Seymour’s bad faith Treaty policy

A small part of me wants National to win but need Act and NZ First support just to watch the mess.  It would be great entertainment.  The country would suffer, our greenhouse gas emission reduction plans would crash, unemployment and child poverty would soar, workers rights would be undermined but at least us on the left could engage in a huge amount of told ya so.

But the sensible part of my brain says that this would be a very, very bad occurrence.

The good news is that Act is in a somewhat precarious position.  Its vote is collapsing, and its nemesis NZ First is surging.

And it is getting more desperate.

Last weekend it reached deeply into its rich donor war chest and hired out the Civic Theatre in Auckland to hold a campaign event.

There was the obligatory blowing of the racist Dog whistle and farcical claims about the Treaty of Waitangi.  From Act’s accompanying press release:

“There is nothing in any of the three Treaty articles that suggests Māori should have special rights above other New Zealanders. The Treaty itself guarantees that “all the ordinary people of New Zealand…have the same rights and duties of citizenship.” All New Zealanders have a basic human right to be treated equally under the law and with equal political worth.

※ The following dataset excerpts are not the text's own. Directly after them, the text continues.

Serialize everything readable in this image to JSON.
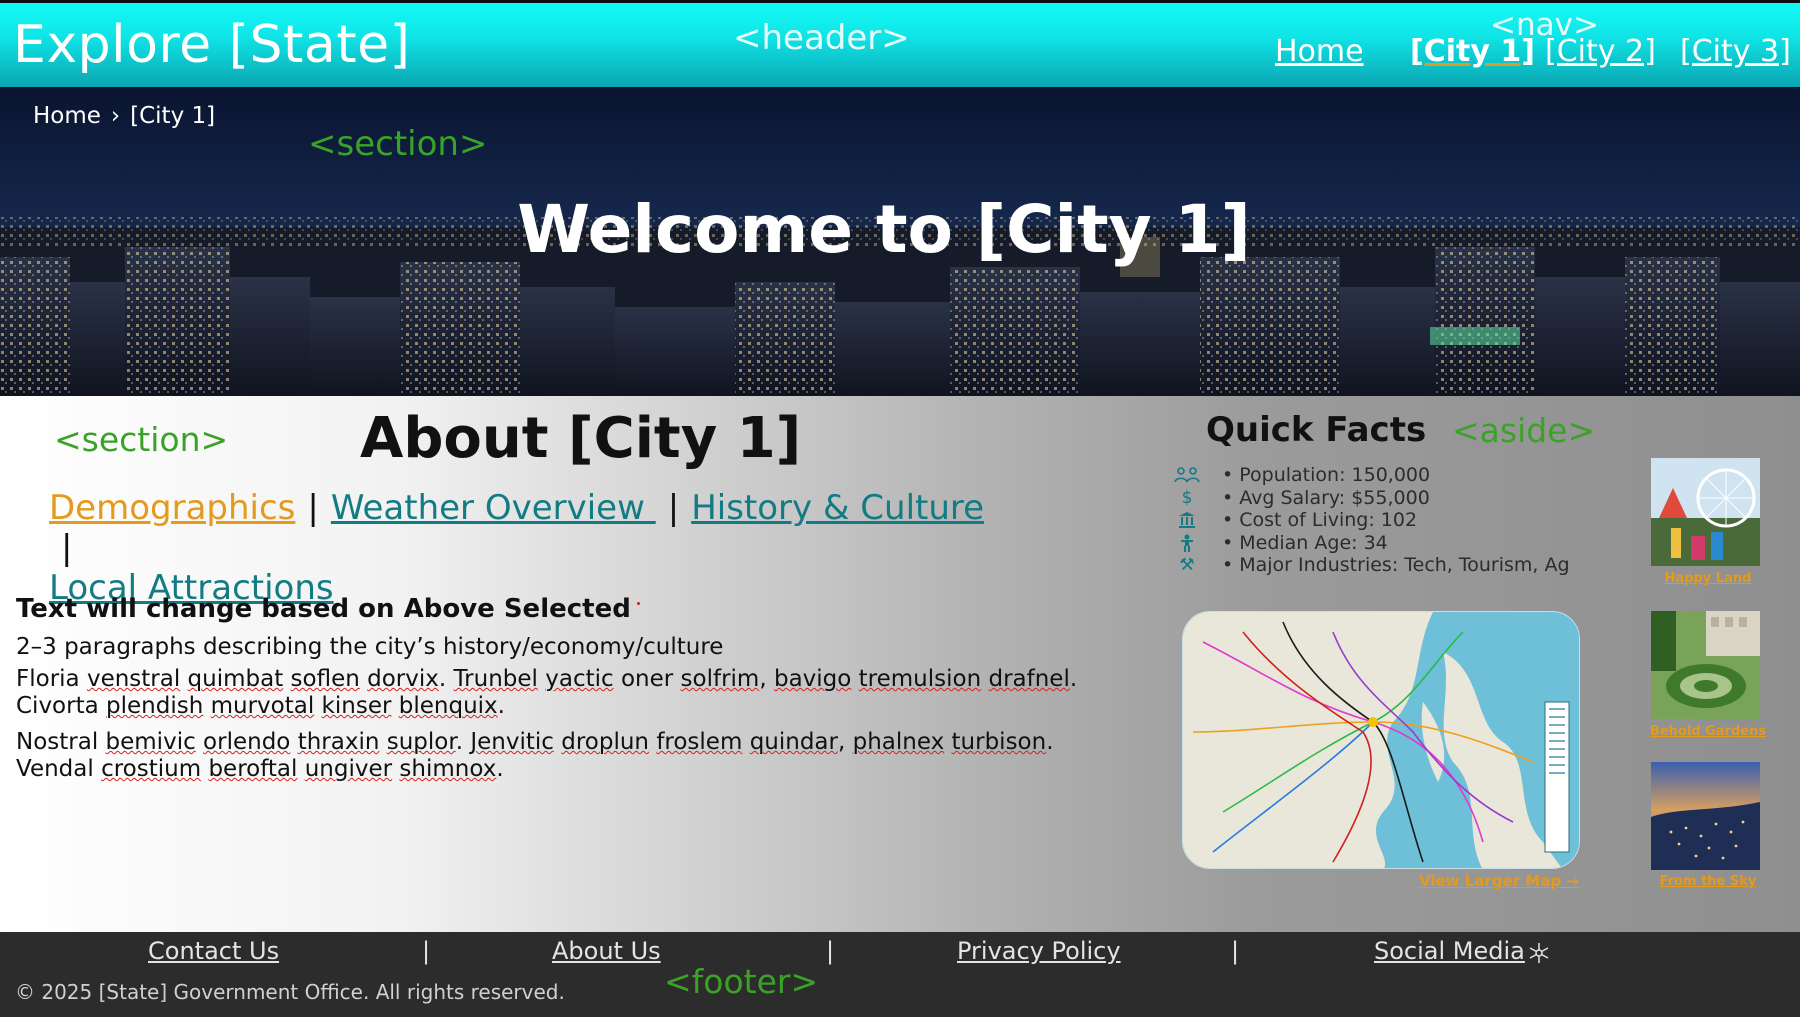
{
  "header": {
    "site_title": "Explore [State]",
    "tag_label": "<header>",
    "nav_tag_label": "<nav>",
    "nav": [
      {
        "label": "Home"
      },
      {
        "label": "[City 1]"
      },
      {
        "label": "[City 2]"
      },
      {
        "label": "[City 3]"
      }
    ]
  },
  "hero": {
    "breadcrumb": [
      "Home",
      "›",
      "[City 1]"
    ],
    "tag_label": "<section>",
    "title": "Welcome to [City 1]"
  },
  "about": {
    "tag_label": "<section>",
    "title": "About [City 1]",
    "topics": [
      {
        "label": "Demographics",
        "active": true
      },
      {
        "label": "Weather Overview "
      },
      {
        "label": "History & Culture "
      },
      {
        "label": "Local Attractions"
      }
    ],
    "separator": "|",
    "subheading": "Text will change based on Above Selected",
    "description": "2–3 paragraphs describing the city’s history/economy/culture",
    "paragraphs": [
      "Floria venstral quimbat soflen dorvix. Trunbel yactic oner solfrim, bavigo tremulsion drafnel. Civorta plendish murvotal kinser blenquix.",
      "Nostral bemivic orlendo thraxin suplor. Jenvitic droplun froslem quindar, phalnex turbison. Vendal crostium beroftal ungiver shimnox."
    ]
  },
  "aside": {
    "tag_label": "<aside>",
    "title": "Quick Facts",
    "facts": [
      {
        "icon": "people-icon",
        "text": "• Population: 150,000"
      },
      {
        "icon": "dollar-icon",
        "text": "• Avg Salary: $55,000"
      },
      {
        "icon": "bank-icon",
        "text": "• Cost of Living: 102"
      },
      {
        "icon": "person-icon",
        "text": "• Median Age: 34"
      },
      {
        "icon": "tools-icon",
        "text": "• Major Industries: Tech, Tourism, Ag"
      }
    ],
    "map_link": "View Larger Map →",
    "gallery": [
      {
        "caption": "Happy Land"
      },
      {
        "caption": "Behold Gardens"
      },
      {
        "caption": "From the Sky"
      }
    ]
  },
  "footer": {
    "links": [
      "Contact Us",
      "About Us",
      "Privacy Policy",
      "Social Media"
    ],
    "separator": "|",
    "copyright": "© 2025 [State] Government Office. All rights reserved.",
    "tag_label": "<footer>"
  },
  "colors": {
    "header_cyan": "#12fbf6",
    "accent_teal": "#137b84",
    "accent_orange": "#e39a1d",
    "tag_green": "#3aa327",
    "footer_bg": "#2c2c2c"
  }
}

One person, one vote.

ACT would legislate that the principles of the Treaty are based on what the Treaty actually says, in contrast with recent revisionist interpretations of the Treaty’s principles, through a Treaty Principles Act and inviting citizens to ratify it.

This is a point of view, only if you completely ignore article the Te Reo version of article 1 which ceded “Kawanatanga” and not “Tino Rangitiratanga” to the Crown.  Or article 2 of the Treaty which preserved to Māori “the full exclusive and undisturbed possession of their Lands and Estates Forests Fisheries and other properties which they may collectively or individually possess so long as it is their wish and desire to retain the same in their possession”.  Like it or not this creates special rights for Maori.

And the text relied on by Seymour (“all the ordinary people of New Zealand…have the same rights and duties of citizenship”) does not come from the treaty.  It appears to be a translation of the Te Reo version by Hugh Kawharu in 1975.  The Maori version refers to “tangata Maori” which is clearly more specific than “ordinary people”.  I suspect that his interpretation is overly broad.

The English version of the treaty “extends to the Natives of New Zealand Her royal protection and imparts to them all the Rights and Privileges of British Subjects”.  It does not create rights for anyone else.

Of course none of this matters.  Act is engaged in performance art designed to rile up its base.  It does not care about the consequences of its actions.

Its proposal, to hold a referendum on whether its misguided view of the meaning of the Treaty would be a farce.  And National took a while to rule out supporting such a referendum so I suspect that this could be on the list of things to negotiate about if there is a change of Government.

The absurdity of determining the meaning of a document that has been the subject of extensive scholastic and legal analysis over the decades by popular vote is or should be very clear.  And it would invite a response from Iwi and progressives that would make the Springbok Tour protests from 1981 look like a walk in a park.

You really get the feeling that Act does not care about these potential consequences.  Seymour is clearly happy to engage in this sort of divisive rhetoric to shore up his dwindling support.